The president of the Los Angeles chapter of the NAACP, Leon Jenkins, resigned Thursday, amid continued fallout from a decision to award embattled LA Clippers owner Donald Sterling and a report posted on The Root chronicling a history of Jenkins' misdeeds since his days of being a judge in Detroit during the 1980s.
In a letter to the national leader of the NAACP, Jenkins wrote, "In order to separate the Los Angeles NAACP and the NAACP from the negative exposure I have caused the NAACP, I respectfully resign my position as president of the Los Angeles NAACP."
Jenkins came under intense scrutiny after it was announced that the LA chapter of the NAACP planned to present Sterling with a second "lifetime achievement award" later this month.
TMZ had released recordings of Sterling in which the NBA owner is heard making racist remarks.
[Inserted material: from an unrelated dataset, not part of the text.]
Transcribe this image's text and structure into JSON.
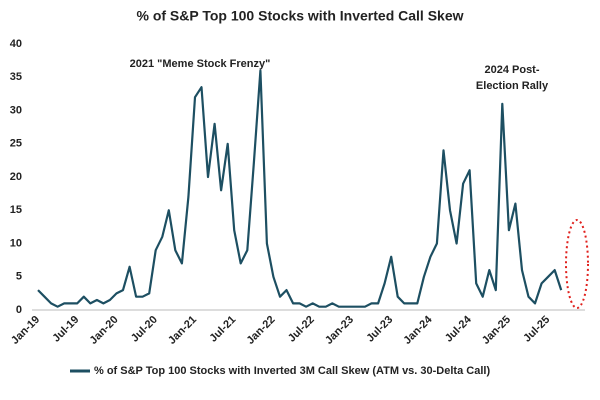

The idea that Sterling had received not only one, but was in line for a second, award from the LA chapter upset many civil rights activists who noted Sterling's history of discrimination including two lawsuits and eventual monetary agreements to settle allegations that he refused to rent apartments to Hispanics and blacks and to families with children.
Amid the fallout from the Sterling recordings, Jenkins rescinded the award that Sterling was to have received May 15 during the Los Angeles chapter's 100th anniversary celebration.
Jenkins also said he would return money that Sterling had donated to the LA chapter. The New York Times reported that under Jenkins' tenure, the LA branch had received at least $45,000 since 2007.
Later, however, Jenkins indicated that he would continue a working relationship with Sterling, saying that he would be willing to forgive Sterling and was negotiating to get more money from the league owner.
"After a sustained period of proof to the African-American community that those words don't reflect his heart, I think there's room for forgiveness. I wouldn't be a Christian if I said there wasn't," Jenkins told the Associated Press. "We are negotiating with him about giving more monies to African-American students at UCLA, and so we are in preliminary discussions."
On Thursday, The Root published a report that initially ran in The Michigan Citizen stating that between 1984 and 1987 Jenkins routinely "sold the public trust" while he was a 36th District Court judge in Detroit.
During that time, he was caught lying about his residency to get lower auto insurance rates, fixed tickets and accepted other bribes, according to the California Bar Journal. He was also observed on FBI surveillance taking money. He was disbarred in Michigan and, eventually, in California.
In a statement released by the national NAACP, the civil rights organization accepted Jenkins' resignation and said it will work to develop "guidelines for its branches to help them in their award selection process."